By Richard Brenneman
Thursday August 20, 2009 - 11:10:00 AM

Two angry men in search of money attacked victims in the Telegraph Avenue area last week, one armed with a stun gun and the other with a lead-lined glove, according to campus police. 

The first robbery took place at Telegraph Avenue near Channing Way at about 1:15 a.m. last Wednesday, Aug. 12. A man walking along Telegraph “was shocked on the back of his neck by a stun gun,” according to the Crime Alert issued later that day by the UC Police Department. 

The robbers were both clad in jeans; one wore a green hoodie, the other a black hoodie.
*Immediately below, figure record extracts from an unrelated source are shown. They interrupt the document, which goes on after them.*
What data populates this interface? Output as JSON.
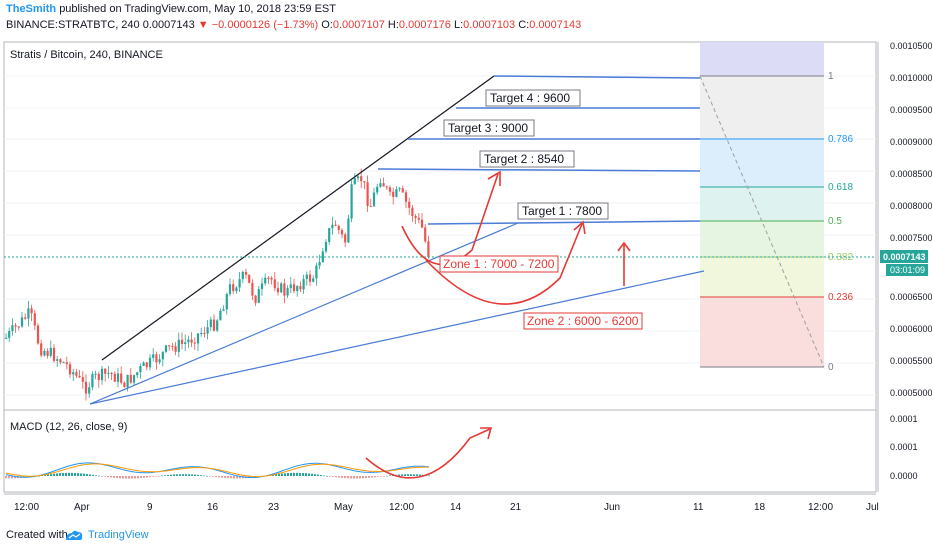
{
  "header": {
    "author": "TheSmith",
    "published": "published on TradingView.com, May 10, 2018 23:59 EST",
    "symbol": "BINANCE:STRATBTC, 240",
    "price": "0.0007143",
    "change": "−0.0000126 (−1.73%)",
    "o_label": "O:",
    "o": "0.0007107",
    "h_label": "H:",
    "h": "0.0007176",
    "l_label": "L:",
    "l": "0.0007103",
    "c_label": "C:",
    "c": "0.0007143"
  },
  "legend": "Stratis / Bitcoin, 240, BINANCE",
  "price_axis": {
    "ticks": [
      "0.0010500",
      "0.0010000",
      "0.0009500",
      "0.0009000",
      "0.0008500",
      "0.0008000",
      "0.0007500",
      "0.0006500",
      "0.0006000",
      "0.0005500",
      "0.0005000"
    ],
    "current_price": "0.0007143",
    "countdown": "03:01:09"
  },
  "macd_axis": {
    "ticks": [
      "0.0001",
      "0.0001",
      "0.0000"
    ]
  },
  "macd_title": "MACD (12, 26, close, 9)",
  "time_axis": [
    "12:00",
    "Apr",
    "9",
    "16",
    "23",
    "May",
    "12:00",
    "14",
    "21",
    "Jun",
    "11",
    "18",
    "12:00",
    "Jul"
  ],
  "fib_levels": [
    {
      "label": "1",
      "color": "#787b86"
    },
    {
      "label": "0.786",
      "color": "#2196f3"
    },
    {
      "label": "0.618",
      "color": "#26a69a"
    },
    {
      "label": "0.5",
      "color": "#4caf50"
    },
    {
      "label": "0.382",
      "color": "#9ccc65"
    },
    {
      "label": "0.236",
      "color": "#e53935"
    },
    {
      "label": "0",
      "color": "#787b86"
    }
  ],
  "annotations": {
    "target4": "Target 4 : 9600",
    "target3": "Target 3 : 9000",
    "target2": "Target 2 : 8540",
    "target1": "Target 1 : 7800",
    "zone1": "Zone 1 : 7000 - 7200",
    "zone2": "Zone 2 : 6000 - 6200"
  },
  "footer": {
    "created": "Created with",
    "brand": "TradingView"
  },
  "colors": {
    "up": "#26a69a",
    "down": "#ef5350",
    "trend": "#4a7bd6",
    "accent": "#2196f3",
    "price_tag": "#26a69a"
  }
}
Both men are described as in their early 20s. The pair fled south on foot along the avenue. 

“The victim was not seriously injured during the encounter,” the alert stated.  

The second robbery that same day was more conventional, with the robber brandishing a knife as he strode up to a teenager waiting at a bus stop at Telegraph and Durant avenues. 
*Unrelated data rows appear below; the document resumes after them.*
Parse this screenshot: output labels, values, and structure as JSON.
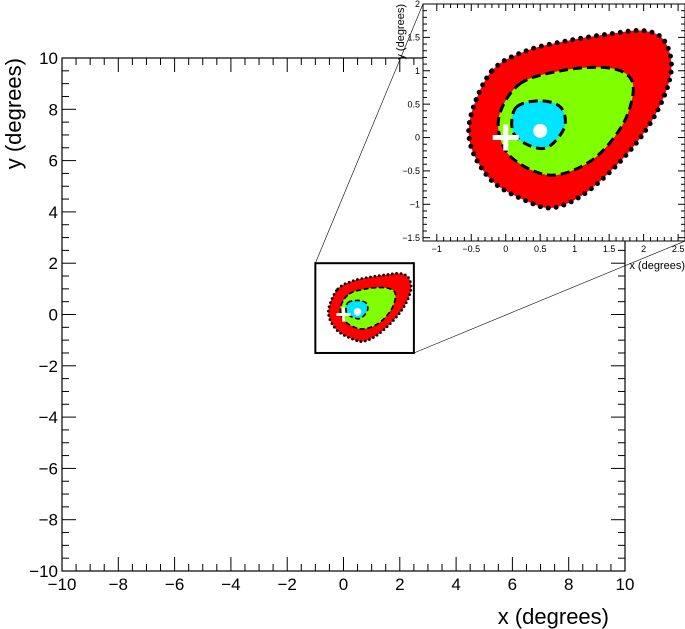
{
  "chart_data": [
    {
      "type": "contour",
      "role": "main",
      "xlabel": "x (degrees)",
      "ylabel": "y (degrees)",
      "xlim": [
        -10,
        10
      ],
      "ylim": [
        -10,
        10
      ],
      "x_ticks": [
        "−10",
        "−8",
        "−6",
        "−4",
        "−2",
        "0",
        "2",
        "4",
        "6",
        "8",
        "10"
      ],
      "y_ticks": [
        "−10",
        "−8",
        "−6",
        "−4",
        "−2",
        "0",
        "2",
        "4",
        "6",
        "8",
        "10"
      ],
      "x_tick_values": [
        -10,
        -8,
        -6,
        -4,
        -2,
        0,
        2,
        4,
        6,
        8,
        10
      ],
      "y_tick_values": [
        -10,
        -8,
        -6,
        -4,
        -2,
        0,
        2,
        4,
        6,
        8,
        10
      ],
      "grid": false,
      "zoom_box": {
        "x": [
          -1,
          2.5
        ],
        "y": [
          -1.5,
          2
        ]
      },
      "regions": [
        {
          "level": "outer",
          "color": "#ff0000",
          "border": "dotted",
          "points": [
            [
              -0.2,
              1.0
            ],
            [
              0.3,
              1.3
            ],
            [
              0.9,
              1.45
            ],
            [
              1.5,
              1.55
            ],
            [
              2.0,
              1.6
            ],
            [
              2.3,
              1.45
            ],
            [
              2.4,
              1.0
            ],
            [
              2.2,
              0.4
            ],
            [
              1.8,
              -0.2
            ],
            [
              1.2,
              -0.8
            ],
            [
              0.7,
              -1.05
            ],
            [
              0.3,
              -0.95
            ],
            [
              -0.2,
              -0.65
            ],
            [
              -0.5,
              -0.15
            ],
            [
              -0.5,
              0.35
            ]
          ]
        },
        {
          "level": "middle",
          "color": "#80ff00",
          "border": "dashed",
          "points": [
            [
              0.2,
              0.8
            ],
            [
              0.8,
              1.0
            ],
            [
              1.4,
              1.05
            ],
            [
              1.75,
              0.95
            ],
            [
              1.85,
              0.7
            ],
            [
              1.7,
              0.2
            ],
            [
              1.3,
              -0.3
            ],
            [
              0.8,
              -0.55
            ],
            [
              0.4,
              -0.5
            ],
            [
              0.0,
              -0.2
            ],
            [
              -0.1,
              0.3
            ]
          ]
        },
        {
          "level": "inner",
          "color": "#00e5ff",
          "border": "dashed",
          "points": [
            [
              0.15,
              0.45
            ],
            [
              0.5,
              0.55
            ],
            [
              0.8,
              0.45
            ],
            [
              0.85,
              0.15
            ],
            [
              0.6,
              -0.15
            ],
            [
              0.3,
              -0.1
            ],
            [
              0.1,
              0.1
            ]
          ]
        }
      ],
      "markers": [
        {
          "type": "circle",
          "color": "#ffffff",
          "x": 0.5,
          "y": 0.1
        },
        {
          "type": "cross",
          "color": "#ffffff",
          "x": 0.0,
          "y": 0.0
        }
      ]
    },
    {
      "type": "contour",
      "role": "inset-zoom",
      "xlabel": "x (degrees)",
      "ylabel": "y (degrees)",
      "xlim": [
        -1.2,
        2.6
      ],
      "ylim": [
        -1.55,
        2.0
      ],
      "x_ticks": [
        "−1",
        "−0.5",
        "0",
        "0.5",
        "1",
        "1.5",
        "2",
        "2.5"
      ],
      "y_ticks": [
        "−1.5",
        "−1",
        "−0.5",
        "0",
        "0.5",
        "1",
        "1.5",
        "2"
      ],
      "x_tick_values": [
        -1,
        -0.5,
        0,
        0.5,
        1,
        1.5,
        2,
        2.5
      ],
      "y_tick_values": [
        -1.5,
        -1,
        -0.5,
        0,
        0.5,
        1,
        1.5,
        2
      ],
      "grid": false
    }
  ]
}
The youth handed over his cash when the robber demanded it, and the armed felon walked away, heading west on Durant. 

He was described as a bald, deep-voiced African-American with a goatee, about 30 years old, standing about 6’4” and weighing about 200 pounds. He was wearing a black hoodie with a zipper, gray baggy jeans, white Nikes and a silver medal with a chain around his neck. 

In both cases, campus police joined their city counterparts in unsuccessful area searches for the culprits. 
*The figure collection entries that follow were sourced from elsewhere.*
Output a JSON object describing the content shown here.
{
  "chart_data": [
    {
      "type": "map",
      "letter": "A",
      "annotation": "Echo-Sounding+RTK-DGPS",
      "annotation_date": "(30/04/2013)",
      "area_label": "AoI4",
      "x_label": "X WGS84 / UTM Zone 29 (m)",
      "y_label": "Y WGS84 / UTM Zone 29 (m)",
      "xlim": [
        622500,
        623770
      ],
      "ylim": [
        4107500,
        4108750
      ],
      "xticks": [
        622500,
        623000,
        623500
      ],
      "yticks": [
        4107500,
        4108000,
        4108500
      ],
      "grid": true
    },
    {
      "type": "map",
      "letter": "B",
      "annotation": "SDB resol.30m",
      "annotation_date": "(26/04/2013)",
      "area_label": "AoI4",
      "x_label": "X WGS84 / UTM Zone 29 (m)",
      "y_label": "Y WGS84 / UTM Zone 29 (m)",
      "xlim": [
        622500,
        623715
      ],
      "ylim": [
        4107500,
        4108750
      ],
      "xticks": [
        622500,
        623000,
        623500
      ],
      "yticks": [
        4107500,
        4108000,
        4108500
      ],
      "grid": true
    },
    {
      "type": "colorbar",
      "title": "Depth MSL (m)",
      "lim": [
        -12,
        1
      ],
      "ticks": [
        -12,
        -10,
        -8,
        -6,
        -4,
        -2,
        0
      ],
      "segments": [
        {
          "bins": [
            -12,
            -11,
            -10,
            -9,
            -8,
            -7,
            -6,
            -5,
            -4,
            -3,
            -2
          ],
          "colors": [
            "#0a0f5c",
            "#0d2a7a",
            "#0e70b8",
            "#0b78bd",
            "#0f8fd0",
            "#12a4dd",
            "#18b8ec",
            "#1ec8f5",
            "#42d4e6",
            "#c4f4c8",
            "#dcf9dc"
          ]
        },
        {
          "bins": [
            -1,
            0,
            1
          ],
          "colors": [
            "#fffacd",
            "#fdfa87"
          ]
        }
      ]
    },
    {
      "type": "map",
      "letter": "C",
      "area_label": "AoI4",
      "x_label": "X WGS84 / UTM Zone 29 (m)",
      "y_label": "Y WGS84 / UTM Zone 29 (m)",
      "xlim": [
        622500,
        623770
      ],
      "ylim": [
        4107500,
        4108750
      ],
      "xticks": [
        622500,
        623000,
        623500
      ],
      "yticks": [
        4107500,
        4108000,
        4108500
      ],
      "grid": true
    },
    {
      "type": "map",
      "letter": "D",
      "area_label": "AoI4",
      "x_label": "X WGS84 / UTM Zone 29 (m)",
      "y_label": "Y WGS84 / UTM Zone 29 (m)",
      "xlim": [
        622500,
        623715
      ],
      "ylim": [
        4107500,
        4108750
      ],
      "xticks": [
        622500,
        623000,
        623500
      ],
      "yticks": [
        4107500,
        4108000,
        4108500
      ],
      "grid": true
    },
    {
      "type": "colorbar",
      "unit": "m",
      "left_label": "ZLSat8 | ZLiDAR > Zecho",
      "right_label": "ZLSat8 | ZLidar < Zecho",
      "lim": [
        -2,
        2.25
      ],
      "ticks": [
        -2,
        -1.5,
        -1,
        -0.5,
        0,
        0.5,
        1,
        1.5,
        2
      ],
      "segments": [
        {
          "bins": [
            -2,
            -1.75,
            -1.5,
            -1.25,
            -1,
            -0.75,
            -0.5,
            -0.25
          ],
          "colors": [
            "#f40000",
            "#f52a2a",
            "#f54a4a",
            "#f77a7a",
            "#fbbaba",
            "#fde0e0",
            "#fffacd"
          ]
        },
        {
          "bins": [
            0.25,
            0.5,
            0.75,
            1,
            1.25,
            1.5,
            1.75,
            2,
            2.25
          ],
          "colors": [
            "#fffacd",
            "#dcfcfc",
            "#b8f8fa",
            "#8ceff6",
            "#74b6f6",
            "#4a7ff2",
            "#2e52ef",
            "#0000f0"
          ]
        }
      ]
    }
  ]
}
Anyone with information about the robberies is urged to call UCPD’s Criminal Investigation Bureau between 8 a.m. and 5 p.m. at 642-0472, or 642-6760 after hours. 

The third incident of the week followed on Friday morning in People’s Park and ended with the arrest of 34-year-old Travis Barrett Williams on one count of assault with a deadly weapon—the device in question being a “sap glove,” otherwise described as “a lead weighted-knuckle glove” in the Crime Alert, 

His victim was a 23-year-old man who was in the park at 7:30 a.m. when Williams, an acquaintance, walked up, made a lead-enhanced fist, then popped him twice in the face. 

“The suspect attempted to extort money from the victim with more physical violence if he did not return to the park with cash,” the alert states. 

The victim left the park and headed to the nearest campus cop. 

An investigation followed, ending with Williams’s arrest three days later.